Tornano a parlare di scuola il filosofo Umberto Galimberti e il sociologo Paolo Crepet. Lo fanno da invitati a due trasmissioni diverse, ma con due visioni fra le quali è impossibile non trovare punti in comune. Se per il primo sarebbe da abolire la presenza dei genitori a scuola, il secondo punta il dito sull’eccessivo controllo esercitato nei confronti dei giovani, anche dalle famiglie.
Le due posizioni non segnalano tanto dei malumori condivisi, quanto la profondità delle crepe che hanno afflitto il mondo scolastico negli ultimi anni. Con uno sguardo al futuro, e alle possibili soluzioni da adottare.
Secondo Galimberti è necessario abolire la presenza dei genitori
Ospite al programma di La7 “La Torre di Babele”, condotto da Corrado Augias, Umberto Galimberti ha avuto l’opportunità di parlare della scuola. In particolare, il filosofo si è concentrato sul rapporto fra docenti, studenti e genitori e su come questo rapporto influisca sulla scuola nella sua interezza. Per Galimberti, infatti, è necessario abolire la presenza dei genitori alle superiori.
Insomma, le eccessive interferenze dei genitori a scuola finiscono per minare alla base il ruolo stesso dell’istruzione, e di certo non fanno il bene dei loro figli. Né la scuola è esente da critiche: per Galimberti quando va bene la scuola istruisce ma non educa. Se da una parte è impossibile fare di meglio con classi di 30 persone, dall’altra sono gli stessi docenti a equivocare la loro funzione.
Violenza contro insegnanti e presidi, le ragioni di Crepet
Cerca di analizzare un quadro più ampio Paolo Crepet, intervenuto alla trasmissione La Volta Buona su Rai 1. Di fronte a una scuola in cui aumenta la violenza contro insegnanti e presidi, è necessario innanzitutto analizzare le cause, e poi delineare un insieme di soluzioni.
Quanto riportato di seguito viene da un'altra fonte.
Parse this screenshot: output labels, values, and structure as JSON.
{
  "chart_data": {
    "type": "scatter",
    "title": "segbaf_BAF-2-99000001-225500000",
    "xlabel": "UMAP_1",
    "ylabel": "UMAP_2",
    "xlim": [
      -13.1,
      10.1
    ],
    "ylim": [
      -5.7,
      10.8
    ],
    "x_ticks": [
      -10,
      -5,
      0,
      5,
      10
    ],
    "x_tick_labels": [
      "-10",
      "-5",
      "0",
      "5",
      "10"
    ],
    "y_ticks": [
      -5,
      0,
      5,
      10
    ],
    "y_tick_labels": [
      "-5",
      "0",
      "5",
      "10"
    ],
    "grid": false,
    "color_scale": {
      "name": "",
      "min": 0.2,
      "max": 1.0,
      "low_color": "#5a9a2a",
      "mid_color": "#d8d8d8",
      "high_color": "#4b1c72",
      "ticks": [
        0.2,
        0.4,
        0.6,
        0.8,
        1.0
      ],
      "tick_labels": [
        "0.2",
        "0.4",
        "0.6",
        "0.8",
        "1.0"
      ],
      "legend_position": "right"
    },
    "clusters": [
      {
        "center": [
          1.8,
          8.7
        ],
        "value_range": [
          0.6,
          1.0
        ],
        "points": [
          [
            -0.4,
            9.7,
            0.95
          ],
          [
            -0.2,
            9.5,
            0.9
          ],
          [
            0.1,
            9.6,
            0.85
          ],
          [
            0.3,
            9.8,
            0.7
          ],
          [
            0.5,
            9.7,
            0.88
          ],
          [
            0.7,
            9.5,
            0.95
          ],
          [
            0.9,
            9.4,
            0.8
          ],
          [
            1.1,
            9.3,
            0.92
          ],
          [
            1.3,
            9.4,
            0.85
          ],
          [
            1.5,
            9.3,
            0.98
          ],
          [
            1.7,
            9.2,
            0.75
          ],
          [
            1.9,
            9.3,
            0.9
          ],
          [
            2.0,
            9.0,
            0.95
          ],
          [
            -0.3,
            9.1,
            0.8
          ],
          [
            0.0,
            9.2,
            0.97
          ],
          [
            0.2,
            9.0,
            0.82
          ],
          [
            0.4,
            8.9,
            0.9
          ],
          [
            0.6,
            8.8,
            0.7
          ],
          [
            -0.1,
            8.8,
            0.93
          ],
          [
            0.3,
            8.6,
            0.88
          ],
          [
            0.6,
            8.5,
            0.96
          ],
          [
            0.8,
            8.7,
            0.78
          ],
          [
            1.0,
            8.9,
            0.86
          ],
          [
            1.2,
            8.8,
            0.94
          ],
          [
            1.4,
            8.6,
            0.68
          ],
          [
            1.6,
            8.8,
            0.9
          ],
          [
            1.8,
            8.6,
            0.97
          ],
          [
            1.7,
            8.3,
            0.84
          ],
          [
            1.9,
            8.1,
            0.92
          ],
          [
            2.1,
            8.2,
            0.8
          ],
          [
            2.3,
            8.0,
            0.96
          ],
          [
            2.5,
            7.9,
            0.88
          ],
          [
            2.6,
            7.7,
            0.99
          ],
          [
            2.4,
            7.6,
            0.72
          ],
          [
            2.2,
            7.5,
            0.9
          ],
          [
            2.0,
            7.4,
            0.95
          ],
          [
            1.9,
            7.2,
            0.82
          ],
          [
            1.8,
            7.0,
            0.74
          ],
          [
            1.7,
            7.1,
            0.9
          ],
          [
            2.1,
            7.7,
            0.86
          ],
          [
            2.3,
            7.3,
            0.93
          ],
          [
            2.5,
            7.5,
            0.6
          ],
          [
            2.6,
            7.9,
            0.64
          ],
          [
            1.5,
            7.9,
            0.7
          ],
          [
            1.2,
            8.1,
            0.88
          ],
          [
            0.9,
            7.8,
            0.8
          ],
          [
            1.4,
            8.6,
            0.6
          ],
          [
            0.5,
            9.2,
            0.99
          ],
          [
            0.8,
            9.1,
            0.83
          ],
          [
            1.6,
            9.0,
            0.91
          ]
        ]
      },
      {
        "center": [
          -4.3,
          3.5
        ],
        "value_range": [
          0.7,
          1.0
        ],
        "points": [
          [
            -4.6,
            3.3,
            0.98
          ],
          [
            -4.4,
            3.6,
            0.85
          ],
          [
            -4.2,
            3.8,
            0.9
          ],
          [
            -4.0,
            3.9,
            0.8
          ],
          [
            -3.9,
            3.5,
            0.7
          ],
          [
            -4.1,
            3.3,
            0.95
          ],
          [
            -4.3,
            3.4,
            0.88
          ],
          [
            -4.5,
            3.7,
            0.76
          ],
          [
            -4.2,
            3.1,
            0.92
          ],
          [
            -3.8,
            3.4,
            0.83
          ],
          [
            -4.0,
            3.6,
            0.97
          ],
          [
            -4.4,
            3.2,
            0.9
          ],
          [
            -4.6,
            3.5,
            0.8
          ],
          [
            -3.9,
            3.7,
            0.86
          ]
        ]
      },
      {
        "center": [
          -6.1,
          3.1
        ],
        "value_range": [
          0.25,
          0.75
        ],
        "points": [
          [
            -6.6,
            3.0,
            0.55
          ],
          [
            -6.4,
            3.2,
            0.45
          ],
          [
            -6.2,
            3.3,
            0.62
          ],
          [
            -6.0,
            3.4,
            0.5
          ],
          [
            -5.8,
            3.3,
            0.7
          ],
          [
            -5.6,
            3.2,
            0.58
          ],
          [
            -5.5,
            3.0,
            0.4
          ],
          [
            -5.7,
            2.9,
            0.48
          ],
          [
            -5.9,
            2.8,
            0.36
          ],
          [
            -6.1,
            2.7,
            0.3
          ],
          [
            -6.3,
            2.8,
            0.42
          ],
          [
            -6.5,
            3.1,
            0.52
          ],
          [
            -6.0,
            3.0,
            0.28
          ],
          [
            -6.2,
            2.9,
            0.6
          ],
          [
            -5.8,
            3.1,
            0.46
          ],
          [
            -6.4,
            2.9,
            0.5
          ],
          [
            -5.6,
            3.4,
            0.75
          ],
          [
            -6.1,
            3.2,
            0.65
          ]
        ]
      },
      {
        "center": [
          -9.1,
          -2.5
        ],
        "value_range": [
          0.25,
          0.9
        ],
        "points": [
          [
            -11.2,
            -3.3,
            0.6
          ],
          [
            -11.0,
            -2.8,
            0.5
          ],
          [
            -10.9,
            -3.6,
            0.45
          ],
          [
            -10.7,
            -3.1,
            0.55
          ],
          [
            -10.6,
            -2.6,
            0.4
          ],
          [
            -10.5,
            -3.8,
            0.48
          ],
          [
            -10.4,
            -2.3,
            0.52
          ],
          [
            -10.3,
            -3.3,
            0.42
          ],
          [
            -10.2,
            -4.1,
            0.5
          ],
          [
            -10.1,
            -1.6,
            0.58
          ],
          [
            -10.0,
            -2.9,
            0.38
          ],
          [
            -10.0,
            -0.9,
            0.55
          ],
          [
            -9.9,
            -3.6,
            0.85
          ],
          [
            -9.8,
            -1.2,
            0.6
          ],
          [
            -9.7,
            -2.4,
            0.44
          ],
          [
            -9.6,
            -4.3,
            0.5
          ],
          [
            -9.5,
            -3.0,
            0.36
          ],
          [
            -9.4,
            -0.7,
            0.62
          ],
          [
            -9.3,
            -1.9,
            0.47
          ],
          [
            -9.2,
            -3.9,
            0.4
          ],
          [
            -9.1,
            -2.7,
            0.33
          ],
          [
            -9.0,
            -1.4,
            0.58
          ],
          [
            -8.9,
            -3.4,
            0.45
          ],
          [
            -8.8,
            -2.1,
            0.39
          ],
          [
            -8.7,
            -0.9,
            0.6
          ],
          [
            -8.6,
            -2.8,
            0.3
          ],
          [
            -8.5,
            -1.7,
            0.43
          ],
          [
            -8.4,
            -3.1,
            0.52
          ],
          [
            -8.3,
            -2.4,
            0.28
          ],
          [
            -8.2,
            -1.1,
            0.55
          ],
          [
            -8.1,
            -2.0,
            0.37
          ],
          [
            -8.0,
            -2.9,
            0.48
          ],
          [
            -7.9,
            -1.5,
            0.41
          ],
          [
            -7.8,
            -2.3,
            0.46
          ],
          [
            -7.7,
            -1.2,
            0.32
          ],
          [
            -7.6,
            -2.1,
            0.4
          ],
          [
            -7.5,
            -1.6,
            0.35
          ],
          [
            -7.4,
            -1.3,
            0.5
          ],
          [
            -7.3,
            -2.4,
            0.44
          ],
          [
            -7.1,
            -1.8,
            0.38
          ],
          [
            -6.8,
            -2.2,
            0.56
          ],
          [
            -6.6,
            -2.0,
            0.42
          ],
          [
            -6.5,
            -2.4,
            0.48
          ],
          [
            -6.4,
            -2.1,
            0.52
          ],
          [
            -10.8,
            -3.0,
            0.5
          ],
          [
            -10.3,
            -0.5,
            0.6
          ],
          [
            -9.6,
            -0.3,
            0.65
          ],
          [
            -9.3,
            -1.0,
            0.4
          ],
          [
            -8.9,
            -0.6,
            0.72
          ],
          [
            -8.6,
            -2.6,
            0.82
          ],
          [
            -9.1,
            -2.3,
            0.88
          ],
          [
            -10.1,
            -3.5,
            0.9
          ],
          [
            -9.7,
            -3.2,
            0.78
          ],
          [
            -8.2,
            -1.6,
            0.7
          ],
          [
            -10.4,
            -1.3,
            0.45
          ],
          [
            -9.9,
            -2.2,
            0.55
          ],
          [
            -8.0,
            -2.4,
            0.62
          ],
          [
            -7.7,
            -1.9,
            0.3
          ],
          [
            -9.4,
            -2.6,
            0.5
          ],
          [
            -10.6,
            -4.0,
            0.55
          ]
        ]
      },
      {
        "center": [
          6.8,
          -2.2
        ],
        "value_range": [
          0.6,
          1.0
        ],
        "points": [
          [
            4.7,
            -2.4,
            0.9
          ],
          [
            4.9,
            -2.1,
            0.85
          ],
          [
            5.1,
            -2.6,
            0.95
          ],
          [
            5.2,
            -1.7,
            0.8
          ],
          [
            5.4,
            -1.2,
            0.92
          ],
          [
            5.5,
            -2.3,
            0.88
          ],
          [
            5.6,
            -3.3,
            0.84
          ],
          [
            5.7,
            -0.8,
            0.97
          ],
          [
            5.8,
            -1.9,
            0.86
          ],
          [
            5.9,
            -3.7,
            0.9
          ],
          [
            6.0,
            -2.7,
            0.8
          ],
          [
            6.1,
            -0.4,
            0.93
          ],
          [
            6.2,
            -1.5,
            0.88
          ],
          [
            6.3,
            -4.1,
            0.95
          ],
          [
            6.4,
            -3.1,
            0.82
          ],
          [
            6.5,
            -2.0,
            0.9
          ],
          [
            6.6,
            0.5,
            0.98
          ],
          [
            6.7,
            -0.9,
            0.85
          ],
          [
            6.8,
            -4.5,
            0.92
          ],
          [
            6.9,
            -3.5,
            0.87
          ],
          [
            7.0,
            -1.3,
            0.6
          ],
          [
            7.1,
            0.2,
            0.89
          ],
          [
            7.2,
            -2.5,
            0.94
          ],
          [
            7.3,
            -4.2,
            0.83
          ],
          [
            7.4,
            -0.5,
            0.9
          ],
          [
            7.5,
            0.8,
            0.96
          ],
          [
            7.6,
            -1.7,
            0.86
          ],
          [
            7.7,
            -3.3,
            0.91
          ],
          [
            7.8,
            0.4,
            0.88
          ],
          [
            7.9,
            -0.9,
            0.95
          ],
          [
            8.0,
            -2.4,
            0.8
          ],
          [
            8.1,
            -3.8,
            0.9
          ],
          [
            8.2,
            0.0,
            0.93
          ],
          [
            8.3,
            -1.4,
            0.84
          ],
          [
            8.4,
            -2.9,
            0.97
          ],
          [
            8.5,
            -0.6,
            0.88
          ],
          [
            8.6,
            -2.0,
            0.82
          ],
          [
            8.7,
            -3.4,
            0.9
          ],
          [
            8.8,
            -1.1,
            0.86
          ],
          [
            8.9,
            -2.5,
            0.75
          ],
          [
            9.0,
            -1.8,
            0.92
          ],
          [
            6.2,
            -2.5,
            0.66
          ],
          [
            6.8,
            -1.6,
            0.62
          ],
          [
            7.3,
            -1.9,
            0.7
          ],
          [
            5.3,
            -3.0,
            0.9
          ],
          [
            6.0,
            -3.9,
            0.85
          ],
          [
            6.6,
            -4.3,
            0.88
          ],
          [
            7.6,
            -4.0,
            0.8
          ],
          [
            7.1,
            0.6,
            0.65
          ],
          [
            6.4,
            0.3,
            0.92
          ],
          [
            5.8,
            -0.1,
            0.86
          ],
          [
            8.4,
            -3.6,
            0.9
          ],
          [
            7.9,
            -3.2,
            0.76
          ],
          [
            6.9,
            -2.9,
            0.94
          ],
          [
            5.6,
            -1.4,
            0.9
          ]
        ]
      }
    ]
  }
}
Per il sociologo, le ragioni che stanno alla base delle aggressioni a scuola e della violenza in aumento sono sostanzialmente tre:
- Famiglia assente. Si tratta di una posizione solo in apparenza diversa da quella che abbiamo visto nel paragrafo precedente: l’assenza di trasmissione dei valori da parte dei genitori rappresenta un problema che porta i giovani a cercare modelli effimeri, magari sui social network.
- Genitori iperprotettivi. Per Crepet, che qui esplicita la consonanza della sua visione con quella di Galimberti, i genitori sono iperprotettivi e ansiosi, condizioni che li spingono a una presenza eccessiva a scuola nel tentativo di controllare il percorso dei loro figli. Si tratta di un atteggiamento che mina l’autorità dei docenti e il ruolo della scuola stessa.
- Meritocrazia soltanto a parole. La tendenza a premiare i risultati mediocri e a non incentivare l’impegno personale, conseguenze anche di una scuola con classi di troppi studenti, porta anche a una meritocrazia che esiste soltanto a parole.
Le possibili soluzioni: basta genitori e registro elettronico
Pur nelle rispettive critiche, Galimberti e Crepet non rinunciano a proporre alcune soluzioni per la scuola. Secondo il filosofo, è centrale la figura del docente: pagati poco ma a vita, gli insegnanti devono tornare a essere carismatici e a comunicare con gli studenti. Non basta vincere un concorso che misura la cultura di un docente: d’altronde insegnare non è un mestiere ma, per Galimberti, passione o disposizione psicologica.
Oltre al ruolo dei docenti, Crepet propone di limitare l’ingresso dei genitori nelle scuole e di conseguenza anche il numero dei colloqui. Ma non è tutto: l’eccessivo controllo esercitato sugli studenti passa anche da alcune pratiche scolastiche, come il registro elettronico. Per il sociologo, è necessario abolirlo e promuovere in questo modo l’autonomia dei ragazzi.
Peraltro, non si tratta neanche di una provocazione. Di recente, proprio una scuola ha deciso di sospendere il registro elettronico con delle motivazioni simili. L’Istituto Comprensivo Barsanti di Firenze intende sfruttare questo esperimento per promuovere un uso più equilibrato della tecnologia a scuola. Che sia l’inizio di un cambiamento verso una scuola più consapevole è ancora presto per dirlo. Ma di certo non fa male pensarlo.